Wenn euch euer körperliches Wohlergehen am Herzen liegt, könnt ihr den Grundstein für ein langes und gesundes Leben schon jetzt legen, indem ihr mindestens fünf Mal am Tag Obst oder Gemüse esst, Sport macht, nicht raucht, nur mäßig Alkohol trinkt und – keine Tiere oder Tierprodukte esst!


Macht euch schlau!


Ihr müsst nicht zum Ernährungsexperten werden, aber es kann nicht schaden, ein wenig Ahnung zu haben. Das Standardwerk ist Vegane Ernährung von Dr. Gill Langley – ausführlich aber trotzdem recht leicht verständlich. Wenn ihr keine Lust auf ein wissenschaftliches Buch habt, gibt es auch zahlreiche Broschüren, die kürzer wiedergeben, was ihr wissen solltet, zum Beispiel Gesund durch Vegane Ernährung von der Veganen Gesellschaft Österreich. Wenn ihr später in die Familienplanung geht, solltet ihr euch allerdings etwas eingehender mit Ernährung beschäftigen. In unserer Literaturliste findet ihr weitere Büchertipps.

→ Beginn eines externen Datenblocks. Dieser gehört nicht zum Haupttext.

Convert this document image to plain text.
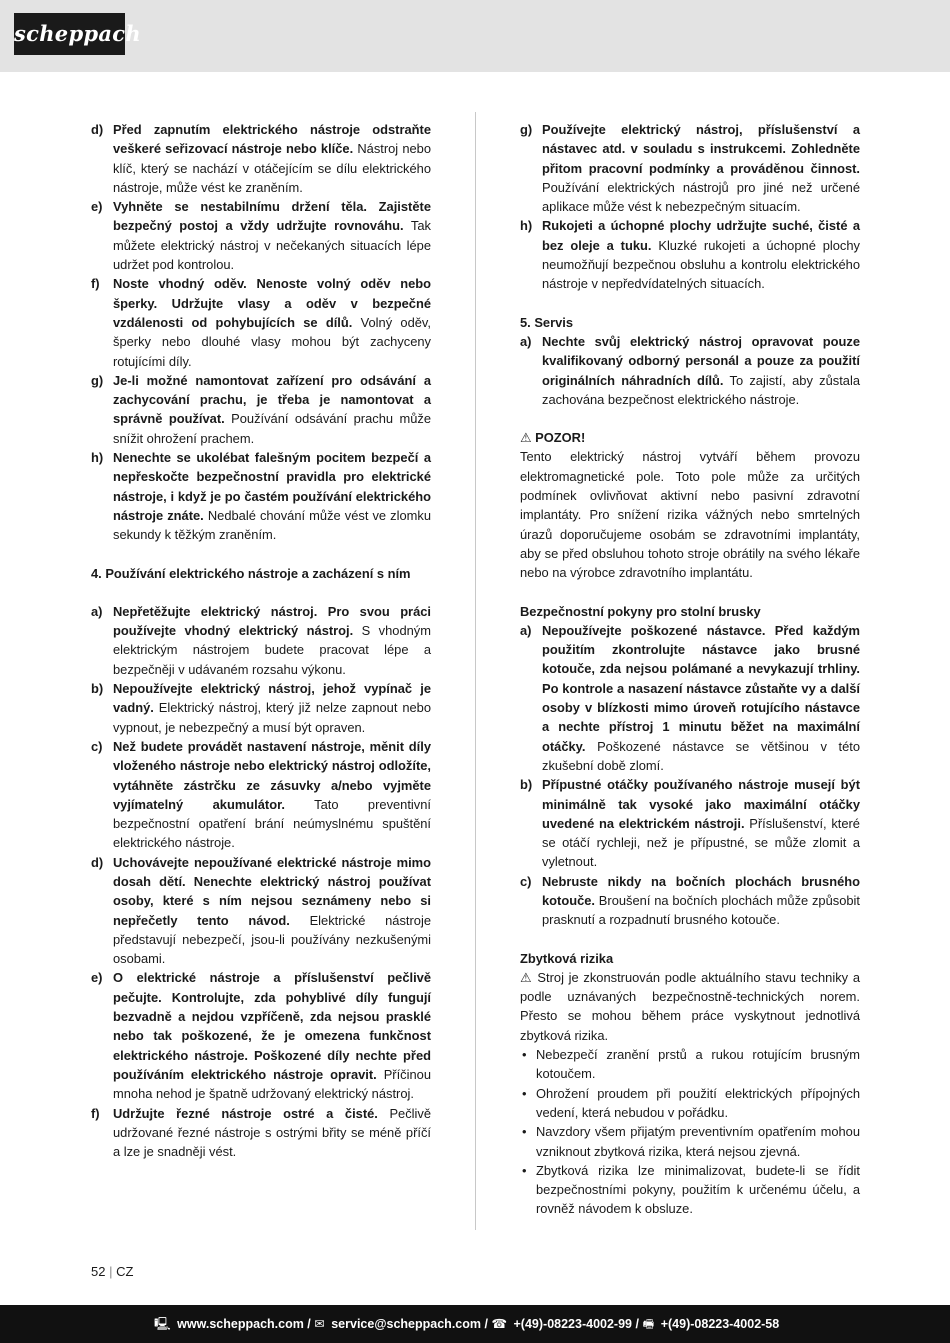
scheppach
d) Před zapnutím elektrického nástroje odstraňte veškeré seřizovací nástroje nebo klíče. Nástroj nebo klíč, který se nachází v otáčejícím se dílu elektrického nástroje, může vést ke zraněním.
e) Vyhněte se nestabilnímu držení těla. Zajistěte bezpečný postoj a vždy udržujte rovnováhu. Tak můžete elektrický nástroj v nečekaných situacích lépe udržet pod kontrolou.
f) Noste vhodný oděv. Nenoste volný oděv nebo šperky. Udržujte vlasy a oděv v bezpečné vzdálenosti od pohybujících se dílů. Volný oděv, šperky nebo dlouhé vlasy mohou být zachyceny rotujícími díly.
g) Je-li možné namontovat zařízení pro odsávání a zachycování prachu, je třeba je namontovat a správně používat. Používání odsávání prachu může snížit ohrožení prachem.
h) Nenechte se ukolébat falešným pocitem bezpečí a nepřeskočte bezpečnostní pravidla pro elektrické nástroje, i když je po častém používání elektrického nástroje znáte. Nedbalé chování může vést ve zlomku sekundy k těžkým zraněním.
4. Používání elektrického nástroje a zacházení s ním
a) Nepřetěžujte elektrický nástroj. Pro svou práci používejte vhodný elektrický nástroj. S vhodným elektrickým nástrojem budete pracovat lépe a bezpečněji v udávaném rozsahu výkonu.
b) Nepoužívejte elektrický nástroj, jehož vypínač je vadný. Elektrický nástroj, který již nelze zapnout nebo vypnout, je nebezpečný a musí být opraven.
c) Než budete provádět nastavení nástroje, měnit díly vloženého nástroje nebo elektrický nástroj odložíte, vytáhněte zástrčku ze zásuvky a/nebo vyjměte vyjímatelný akumulátor. Tato preventivní bezpečnostní opatření brání neúmyslnému spuštění elektrického nástroje.
d) Uchovávejte nepoužívané elektrické nástroje mimo dosah dětí. Nenechte elektrický nástroj používat osoby, které s ním nejsou seznámeny nebo si nepřečetly tento návod. Elektrické nástroje představují nebezpečí, jsou-li používány nezkušenými osobami.
e) O elektrické nástroje a příslušenství pečlivě pečujte. Kontrolujte, zda pohyblivé díly fungují bezvadně a nejdou vzpříčeně, zda nejsou prasklé nebo tak poškozené, že je omezena funkčnost elektrického nástroje. Poškozené díly nechte před používáním elektrického nástroje opravit. Příčinou mnoha nehod je špatně udržovaný elektrický nástroj.
f) Udržujte řezné nástroje ostré a čisté. Pečlivě udržované řezné nástroje s ostrými břity se méně příčí a lze je snadněji vést.
g) Používejte elektrický nástroj, příslušenství a nástavec atd. v souladu s instrukcemi. Zohledněte přitom pracovní podmínky a prováděnou činnost. Používání elektrických nástrojů pro jiné než určené aplikace může vést k nebezpečným situacím.
h) Rukojeti a úchopné plochy udržujte suché, čisté a bez oleje a tuku. Kluzké rukojeti a úchopné plochy neumožňují bezpečnou obsluhu a kontrolu elektrického nástroje v nepředvídatelných situacích.
5. Servis
a) Nechte svůj elektrický nástroj opravovat pouze kvalifikovaný odborný personál a pouze za použití originálních náhradních dílů. To zajistí, aby zůstala zachována bezpečnost elektrického nástroje.
⚠ POZOR!
Tento elektrický nástroj vytváří během provozu elektromagnetické pole. Toto pole může za určitých podmínek ovlivňovat aktivní nebo pasivní zdravotní implantáty. Pro snížení rizika vážných nebo smrtelných úrazů doporučujeme osobám se zdravotními implantáty, aby se před obsluhou tohoto stroje obrátily na svého lékaře nebo na výrobce zdravotního implantátu.
Bezpečnostní pokyny pro stolní brusky
a) Nepoužívejte poškozené nástavce. Před každým použitím zkontrolujte nástavce jako brusné kotouče, zda nejsou polámané a nevykazují trhliny. Po kontrole a nasazení nástavce zůstaňte vy a další osoby v blízkosti mimo úroveň rotujícího nástavce a nechte přístroj 1 minutu běžet na maximální otáčky. Poškozené nástavce se většinou v této zkušební době zlomí.
b) Přípustné otáčky používaného nástroje musejí být minimálně tak vysoké jako maximální otáčky uvedené na elektrickém nástroji. Příslušenství, které se otáčí rychleji, než je přípustné, se může zlomit a vyletnout.
c) Nebruste nikdy na bočních plochách brusného kotouče. Broušení na bočních plochách může způsobit prasknutí a rozpadnutí brusného kotouče.
Zbytková rizika
⚠ Stroj je zkonstruován podle aktuálního stavu techniky a podle uznávaných bezpečnostně-technických norem. Přesto se mohou během práce vyskytnout jednotlivá zbytková rizika.
• Nebezpečí zranění prstů a rukou rotujícím brusným kotoučem.
• Ohrožení proudem při použití elektrických přípojných vedení, která nebudou v pořádku.
• Navzdory všem přijatým preventivním opatřením mohou vzniknout zbytková rizika, která nejsou zjevná.
• Zbytková rizika lze minimalizovat, budete-li se řídit bezpečnostními pokyny, použitím k určenému účelu, a rovněž návodem k obsluze.
52 | CZ
🖳 www.scheppach.com / ✉ service@scheppach.com / ☎ +(49)-08223-4002-99 / 🖷 +(49)-08223-4002-58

Denkt daran, dass unsere Informationen keine medizinische Untersuchung oder Beratung ersetzen können. Wir empfehlen, ein bis zwei Mal jährlich ein Blutbild (inklusive Vitamin B12, mehr Infos darüber hier) machen zu lassen – das beruhigt euch und eure Eltern, und ein eventueller Mangel richtet schnell erkannt keinen Schaden an.